The most enduring controversy surrounding the first decade's legislative programme concerns the Land Acquisition Act's compensation provisions. The question is not whether the Act was legally valid -- it was enacted by a sovereign Parliament and has been upheld by Singapore's courts -- but whether it was just.

The government's position was that landowners received "adequate compensation" as required by the Constitution, and that the statutory formula -- which excluded speculative value, potential development value, and (after 1973) any increase in value after the statutory date -- was a legitimate exercise of parliamentary sovereignty in the public interest.

The critics' position, articulated by legal scholars including Kevin Tan and by dispossessed landowners who challenged acquisitions in court, was that the Act's compensation formula systematically undervalued acquired land, transferring wealth from a small class of private landowners (many of them not wealthy) to the state. The 1973 amendment, which froze compensation at 1973 values regardless of when the acquisition occurred, was regarded by these critics as particularly unjust. A landowner whose property was acquired in 1990 received compensation based on the property's value in 1973 -- despite nearly two decades of real appreciation.

The government partially conceded this criticism in 2007, amending the Act to peg compensation to market value at the date of gazette notification. Minister for Law S. Jayakumar explained that "the circumstances that justified the 1973 amendment no longer apply." The implicit admission was that below-market compensation had been a policy of necessity, not of justice.

The Employment Act: Worker Sacrifice or Worker Exploitation?

The Employment Act and Industrial Relations (Amendment) Act remain contested within Singapore's labour history. The government's narrative -- that workers made a temporary sacrifice for long-term national development, and that the resulting economic growth benefited workers through full employment, rising wages, and state-provided housing and education -- is supported by the aggregate economic data. Singapore's per capita GDP rose from approximately US$500 in 1965 to over US$4,000 by 1980. Unemployment fell from approximately 14 per cent in 1959 to under 3 per cent by the early 1970s.

The counter-narrative is that the Acts transferred industrialisation gains disproportionately to capital -- particularly foreign capital -- at the expense of workers' share of national income. Singapore's wage share of GDP declined through the late 1960s and 1970s even as productivity rose. Whether workers were genuine partners in a social compact or captive participants in a system extracting their labour at below-market wages is a question the Hansard record, absent opposition voices after 1968, cannot answer.

The Women's Charter: Liberation or Selective Reform?

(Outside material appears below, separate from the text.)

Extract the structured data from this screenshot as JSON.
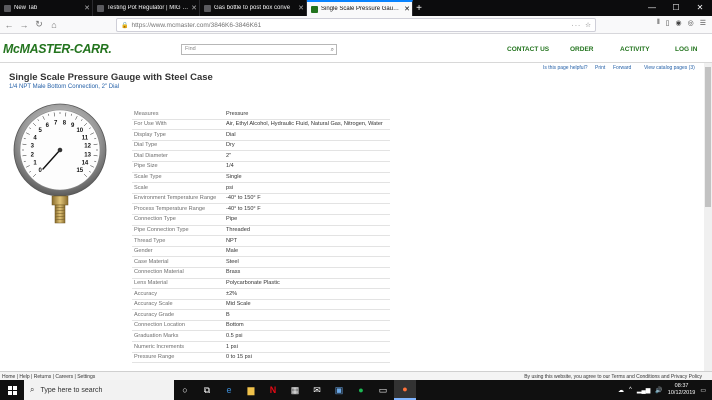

The Women's Charter's exemption of Muslim marriages has been a source of ongoing scholarly and political debate. The exemption meant that Muslim women in Singapore were not protected by the Charter's provisions on polygamy, divorce, and maintenance -- a gap that was only partially addressed by the Administration of Muslim Law Act (AMLA) of 1966. Feminist scholars, including Maznah Mohamad and Noor Aisha Abdul Rahman, have argued that the exemption created a two-tier system of women's rights that contradicted the Charter's own principles of gender equality.

The government's defence has been pragmatic: applying the Charter to Muslim marriages in 1961 would have provoked a communal crisis that the fragile new state could not afford. The exemption was a political necessity, not a statement of principle. This argument has merit -- the 1964 racial riots demonstrated how quickly communal tensions could escalate into violence -- but it does not resolve the underlying tension between the Charter's universalist aspiration and its particularist exemption.

The Newspaper and Printing Presses Act 1974: Press Freedom and State Control

Although the NPPA falls just outside the strict 1959-1970 period, its legislative genesis lies firmly within the first decade's experience. The PAP government's battles with the press -- the closure of the Eastern Sun in 1971 (on grounds that it received foreign funding), the detention of journalists under the ISA, and the ongoing tension with the Chinese-language press -- culminated in the NPPA's passage in 1974.

The Act required all newspapers to be licensed annually by the government and introduced "management shares" -- special shares that could only be held by persons approved by the government, carrying 200 times the voting power of ordinary shares. This gave the government effective control over the appointment of newspaper directors and editors without the need for formal state ownership.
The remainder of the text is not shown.